L’accélération récente de la croissance du salaire moyen au Québec

L’évolution récente du salaire moyen au Québec offre un portrait un peu plus positif. Depuis les années 2000, on constate une croissance constante du pouvoir d’achat des travailleuses et des travailleurs. La valeur réelle du salaire horaire moyen au Québec a crû d’environ 31 % entre 2000 et 2022, soit à raison d’environ 0,25 $ par année en dollars constants. Cette évolution est présentée dans le graphique 7, ce qui nous permet de constater aussi l’effet de la pandémie et de l’inflation post-pandémie sur les salaires dès le mois d’avril 2020.

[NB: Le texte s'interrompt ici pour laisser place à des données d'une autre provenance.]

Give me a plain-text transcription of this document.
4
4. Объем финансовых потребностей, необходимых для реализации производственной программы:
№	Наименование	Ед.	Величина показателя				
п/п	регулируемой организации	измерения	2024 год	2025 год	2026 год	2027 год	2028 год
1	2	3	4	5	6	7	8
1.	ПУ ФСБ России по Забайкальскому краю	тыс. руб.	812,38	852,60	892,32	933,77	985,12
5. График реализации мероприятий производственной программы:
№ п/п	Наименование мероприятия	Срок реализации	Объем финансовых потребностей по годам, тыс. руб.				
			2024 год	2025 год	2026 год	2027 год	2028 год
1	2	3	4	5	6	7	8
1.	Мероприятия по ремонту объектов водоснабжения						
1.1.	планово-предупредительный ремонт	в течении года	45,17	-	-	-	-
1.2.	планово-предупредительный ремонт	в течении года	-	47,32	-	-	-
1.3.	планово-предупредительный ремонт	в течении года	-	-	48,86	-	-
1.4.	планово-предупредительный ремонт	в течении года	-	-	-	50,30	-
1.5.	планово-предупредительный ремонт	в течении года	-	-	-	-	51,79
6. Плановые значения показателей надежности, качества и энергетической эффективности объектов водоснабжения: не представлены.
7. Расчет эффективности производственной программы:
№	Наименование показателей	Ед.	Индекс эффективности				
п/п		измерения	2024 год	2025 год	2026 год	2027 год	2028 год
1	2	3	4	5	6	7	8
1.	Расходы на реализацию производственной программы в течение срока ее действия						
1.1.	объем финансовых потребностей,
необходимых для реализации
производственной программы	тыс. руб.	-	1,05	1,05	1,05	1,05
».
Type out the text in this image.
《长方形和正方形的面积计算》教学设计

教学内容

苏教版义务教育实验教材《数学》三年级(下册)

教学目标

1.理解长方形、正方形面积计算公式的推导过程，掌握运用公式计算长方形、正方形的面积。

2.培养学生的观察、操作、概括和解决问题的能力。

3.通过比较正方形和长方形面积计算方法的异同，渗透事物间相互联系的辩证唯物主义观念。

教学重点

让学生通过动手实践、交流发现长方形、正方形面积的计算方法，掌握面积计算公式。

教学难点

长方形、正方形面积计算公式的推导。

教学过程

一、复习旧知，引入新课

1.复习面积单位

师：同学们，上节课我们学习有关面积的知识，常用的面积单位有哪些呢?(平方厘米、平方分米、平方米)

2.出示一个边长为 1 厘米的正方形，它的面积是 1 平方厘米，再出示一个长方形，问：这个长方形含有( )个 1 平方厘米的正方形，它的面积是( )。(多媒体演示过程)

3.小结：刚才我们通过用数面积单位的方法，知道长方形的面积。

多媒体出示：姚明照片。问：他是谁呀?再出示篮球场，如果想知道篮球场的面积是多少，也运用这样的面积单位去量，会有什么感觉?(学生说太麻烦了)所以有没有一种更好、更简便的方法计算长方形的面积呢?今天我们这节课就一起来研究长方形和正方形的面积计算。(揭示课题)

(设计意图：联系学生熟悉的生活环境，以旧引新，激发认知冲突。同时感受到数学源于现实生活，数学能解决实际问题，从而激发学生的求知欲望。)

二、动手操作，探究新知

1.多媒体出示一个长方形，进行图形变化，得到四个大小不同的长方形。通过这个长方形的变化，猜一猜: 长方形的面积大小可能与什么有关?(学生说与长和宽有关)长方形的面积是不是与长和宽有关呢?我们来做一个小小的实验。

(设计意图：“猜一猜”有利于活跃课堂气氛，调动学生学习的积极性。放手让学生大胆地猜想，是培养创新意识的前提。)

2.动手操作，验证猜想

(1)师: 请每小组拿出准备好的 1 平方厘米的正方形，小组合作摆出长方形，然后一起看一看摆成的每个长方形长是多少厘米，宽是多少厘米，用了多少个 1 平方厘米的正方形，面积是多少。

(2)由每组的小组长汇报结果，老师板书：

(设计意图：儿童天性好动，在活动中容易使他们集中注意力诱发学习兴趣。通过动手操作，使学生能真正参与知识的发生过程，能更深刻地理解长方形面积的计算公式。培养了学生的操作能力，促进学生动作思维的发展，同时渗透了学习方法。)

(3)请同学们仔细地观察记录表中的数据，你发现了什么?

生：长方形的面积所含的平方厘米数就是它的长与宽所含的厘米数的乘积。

La hausse constante du salaire horaire moyen réel observée depuis le début des années 2000 s’explique en partie par des modifications structurelles de la composition du bassin d’emploi sur lequel celui-ci est mesuré. En effet, sur toute la période observée, on constate une transformation importante du marché du travail qui s’explique par une création plus forte d’emplois professionnels bien payés (gestion des affaires et finances, professionnel·le·s en science ou en droit et services juridiques, etc.) et une réduction importante d’emplois cléricaux ou manufacturiers non spécialisés moins bien rémunérés (soutien de bureau, soutien à la gestion, service client, manœuvre, opérateur ou opératrice de machinerie). On voit au tableau 2 que la part occupée par le groupe des professions rémunérées à moins de 25 $/heure dans le marché du travail a diminué de 10 % alors que celle occupée par les emplois payés plus de 35 $ a crû de 6 %. D’autres facteurs comme la présence accrue des femmes sur le marché du travail, le vieillissement de la main-d’œuvre, des changements de types de contrat (temps partiel, travailleurs et travailleuses autonomes, etc.) ou un emploi plus concentré dans les grandes entreprises ont modifié la structure du marché du travail, mais ont eu peu d’impact sur les salaires19.

Lorsqu’on isole dans le temps les modifications de structure, on constate que l’augmentation du salaire moyen est légèrement plus basse. En effet, si le salaire horaire moyen nominal a augmenté d’environ 92 % (de 16,09 $/heure en 2000 à 30,95 $/heure en 2022), le salaire moyen à composition stable a crû de 83 %. Ce sont donc 9 points de pourcentage de la croissance du salaire moyen qui s’expliquent par les transformations de la composition professionnelle du marché du travail dans les deux dernières années. Comme il tient compte de la structure du marché du travail, le salaire moyen à composition stable est plus représentatif de l’évolution des salaires pour des emplois comparables.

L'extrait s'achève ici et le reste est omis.